Five meta-analyses were conducted. Two evaluated effectiveness of the drugs in terms of bleeding rates (A: ranitidine vs. placebo, n = 398; B: sucralfate vs. placebo). The other three assessed infectious complications in terms of incidence of nosocomial pneumonia (C: ranitidine vs. placebo, n = 311; D: sucralfate vs. placebo, n = 226; E: ranitidine vs. sucralfate, n = 1825). Trial quality was determined with an empirical ad hoc procedure.
"There are insufficient data on effectiveness to be able to conclude anything one way or the other".
Dr A Messori.
A Medline literature search was carried out to identify randomized trials. Meta-analysis B was not carried out as the literature search selected only one clinical trial.
In meta-analysis A, ranitidine was found to have the same effectiveness as placebo (odds ratio of bleeding 0.72, 95% CI 0.30 to 1.70, P = 0.46).
In placebo-controlled studies (meta-analyses C and D) ranitidine and sucralfate had no influence on the incidence of nosocomial pneumonia. In comparison with sucralfate, ranitidine significantly increased the incidence of nosocomial pneumonia (meta-analysis E: 1.35, 1.07 to 1.70, P = 0.012).
The mean quality score in the four analyses (on a 0 to 10 scale) ranged from 5.6 in meta-analysis E to 6.6 in meta-analysis A.
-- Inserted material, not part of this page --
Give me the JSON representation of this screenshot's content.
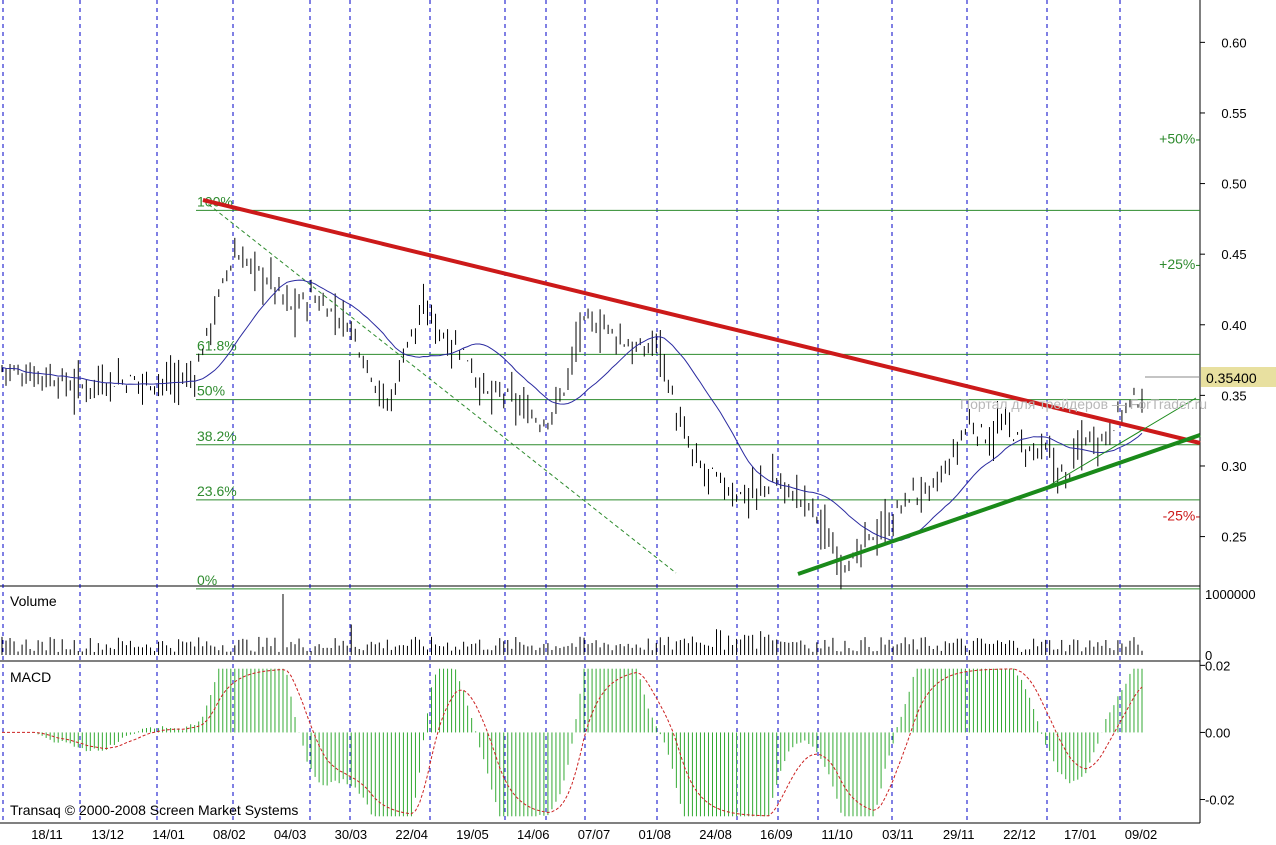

The team concluded that ranitidine is ineffective in the prevention of gastrointestinal bleeding in intensive care patients, and might increase the risk of pneumonia. Studies on sucralfate do not provide conclusive results. The authors remark that their findings are based on small numbers of patients, and firm conclusions cannot presently be proposed.